Total required math and science hours (minimum) - 45 hrs.

Courses highly recommended are, PHY 107, CHM 292, CHM 302, CHM 326, and CHM 422.

Note: Those students who have not attained an overall grade point average of at least 2.75 after completion of 60 semester hours will require permission of the coordinating committee to proceed with the medical technology program.

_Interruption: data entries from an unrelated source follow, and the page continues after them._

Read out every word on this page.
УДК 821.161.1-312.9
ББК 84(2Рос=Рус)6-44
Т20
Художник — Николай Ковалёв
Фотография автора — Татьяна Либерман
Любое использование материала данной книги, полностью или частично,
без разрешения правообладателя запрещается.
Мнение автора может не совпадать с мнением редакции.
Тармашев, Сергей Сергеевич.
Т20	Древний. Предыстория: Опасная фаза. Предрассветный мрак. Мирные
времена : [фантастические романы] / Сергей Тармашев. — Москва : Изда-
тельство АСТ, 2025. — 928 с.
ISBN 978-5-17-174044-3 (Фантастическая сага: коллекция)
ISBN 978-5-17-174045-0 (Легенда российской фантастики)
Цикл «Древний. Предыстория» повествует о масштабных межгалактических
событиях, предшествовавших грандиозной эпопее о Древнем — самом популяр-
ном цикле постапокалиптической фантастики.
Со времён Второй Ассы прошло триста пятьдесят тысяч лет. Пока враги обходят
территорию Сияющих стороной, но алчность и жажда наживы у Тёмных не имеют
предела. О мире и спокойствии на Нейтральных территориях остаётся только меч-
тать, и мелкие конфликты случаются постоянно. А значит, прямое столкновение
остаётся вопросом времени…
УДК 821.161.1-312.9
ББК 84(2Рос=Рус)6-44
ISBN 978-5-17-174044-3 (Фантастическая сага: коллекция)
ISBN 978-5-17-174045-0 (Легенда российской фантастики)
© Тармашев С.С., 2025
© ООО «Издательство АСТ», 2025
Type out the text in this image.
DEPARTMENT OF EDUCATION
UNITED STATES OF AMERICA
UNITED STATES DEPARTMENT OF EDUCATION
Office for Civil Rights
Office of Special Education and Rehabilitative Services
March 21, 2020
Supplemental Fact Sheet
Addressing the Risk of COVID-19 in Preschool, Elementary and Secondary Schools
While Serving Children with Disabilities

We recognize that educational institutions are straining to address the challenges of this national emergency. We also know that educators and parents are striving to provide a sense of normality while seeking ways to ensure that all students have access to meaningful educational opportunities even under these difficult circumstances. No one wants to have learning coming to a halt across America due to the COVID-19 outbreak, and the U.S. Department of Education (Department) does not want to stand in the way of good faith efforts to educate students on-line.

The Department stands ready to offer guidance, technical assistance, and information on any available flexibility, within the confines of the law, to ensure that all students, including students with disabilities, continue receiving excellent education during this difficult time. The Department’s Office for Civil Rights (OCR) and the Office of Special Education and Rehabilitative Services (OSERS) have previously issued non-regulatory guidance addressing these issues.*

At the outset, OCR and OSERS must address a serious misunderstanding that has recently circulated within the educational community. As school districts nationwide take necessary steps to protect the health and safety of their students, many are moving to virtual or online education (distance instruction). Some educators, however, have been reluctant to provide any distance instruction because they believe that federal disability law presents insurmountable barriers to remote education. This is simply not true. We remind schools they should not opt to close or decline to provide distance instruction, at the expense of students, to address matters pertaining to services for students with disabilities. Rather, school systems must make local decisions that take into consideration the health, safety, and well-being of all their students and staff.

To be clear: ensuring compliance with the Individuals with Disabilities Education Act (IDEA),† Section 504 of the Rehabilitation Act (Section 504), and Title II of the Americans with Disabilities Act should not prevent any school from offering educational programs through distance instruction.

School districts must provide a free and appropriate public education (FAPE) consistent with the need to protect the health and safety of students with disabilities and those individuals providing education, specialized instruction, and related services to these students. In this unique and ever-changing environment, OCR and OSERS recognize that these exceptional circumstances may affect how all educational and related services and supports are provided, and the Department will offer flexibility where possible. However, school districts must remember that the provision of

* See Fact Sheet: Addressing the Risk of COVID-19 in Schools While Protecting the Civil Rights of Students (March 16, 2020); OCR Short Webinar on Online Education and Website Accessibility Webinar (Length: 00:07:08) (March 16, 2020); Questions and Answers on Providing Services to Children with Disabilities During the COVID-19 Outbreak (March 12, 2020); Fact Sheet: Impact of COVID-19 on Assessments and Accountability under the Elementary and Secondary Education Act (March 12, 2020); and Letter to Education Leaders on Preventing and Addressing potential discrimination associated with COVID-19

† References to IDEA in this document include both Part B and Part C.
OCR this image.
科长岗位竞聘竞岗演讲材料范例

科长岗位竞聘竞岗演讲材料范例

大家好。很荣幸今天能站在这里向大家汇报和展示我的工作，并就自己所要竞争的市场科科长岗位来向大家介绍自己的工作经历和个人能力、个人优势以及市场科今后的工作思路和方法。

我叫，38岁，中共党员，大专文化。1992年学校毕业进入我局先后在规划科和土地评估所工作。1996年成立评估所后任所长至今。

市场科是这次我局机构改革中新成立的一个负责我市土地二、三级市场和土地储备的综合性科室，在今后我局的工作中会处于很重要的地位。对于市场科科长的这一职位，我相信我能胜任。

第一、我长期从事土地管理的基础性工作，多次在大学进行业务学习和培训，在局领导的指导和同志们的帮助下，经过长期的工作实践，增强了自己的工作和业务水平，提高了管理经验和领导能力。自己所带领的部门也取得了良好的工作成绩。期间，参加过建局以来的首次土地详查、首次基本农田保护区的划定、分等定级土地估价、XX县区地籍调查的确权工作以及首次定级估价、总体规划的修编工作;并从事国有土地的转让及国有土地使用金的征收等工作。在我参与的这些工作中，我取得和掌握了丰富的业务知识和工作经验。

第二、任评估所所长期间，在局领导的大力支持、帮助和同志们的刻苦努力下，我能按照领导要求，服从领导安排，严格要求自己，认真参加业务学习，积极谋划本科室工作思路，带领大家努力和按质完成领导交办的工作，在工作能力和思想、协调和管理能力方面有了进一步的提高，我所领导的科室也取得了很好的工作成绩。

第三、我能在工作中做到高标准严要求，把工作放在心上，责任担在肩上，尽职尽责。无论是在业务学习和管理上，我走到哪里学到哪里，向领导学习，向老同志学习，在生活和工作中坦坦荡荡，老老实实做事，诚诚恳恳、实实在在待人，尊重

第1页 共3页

The following schedule of courses is suggested for the freshman year.

First Semester

  • CHM 110 General Chemistry - 3 hrs.
  • CHM 111 General Chemistry Lab - 1 hr.
  • MTH 111 Elementary Statistics - 3 hrs.
  • ENG 101 English Composition or COM 103 The Oral Communication Process. - 3 hrs.
  • General Education Electives - 6 hrs.

16 hrs.

Second Semester

  • BIO 151 From Molecules to Cells - 4 hrs.
  • CHM 116 General Chemistry II - 4 hrs.
  • CHM 117 General Chemistry II Lab - 1 hr.
  • CHM 122 Introduction to Clinical Lab Science - 1 hr.
  • COM 103 The Oral Communication Process or ENG 101 English Composition. - 3 hrs.
  • General Education Elective - 3 hrs.

16 hrs.

The hours required for a major in Medical Technology are distributed as follows:

From Medical Technology Program (OCP 388) - 32 hrs.
Biology - 19 hrs.
Chemistry - 23 hrs.
College Mathematics - 3 hrs.
English - 6 hrs.
Speech Communication - 3 hrs.
General Education Electives and other Electives – 38 hrs.

Total (minimum) – 124 hrs.

This is the official catalog for the 2015-2016 academic year. This catalog serves as a contract between a student and Bradley University. Should changes in a program of study become necessary prior to the next academic year every effort will be made to keep students advised of any such changes via the Dean of the College or Chair of the Department concerned, the Registrar's Office, u.Achieve degree audit system, and the Schedule of Classes. It is the responsibility of each student to be aware of the current program and graduation requirements for particular degree programs.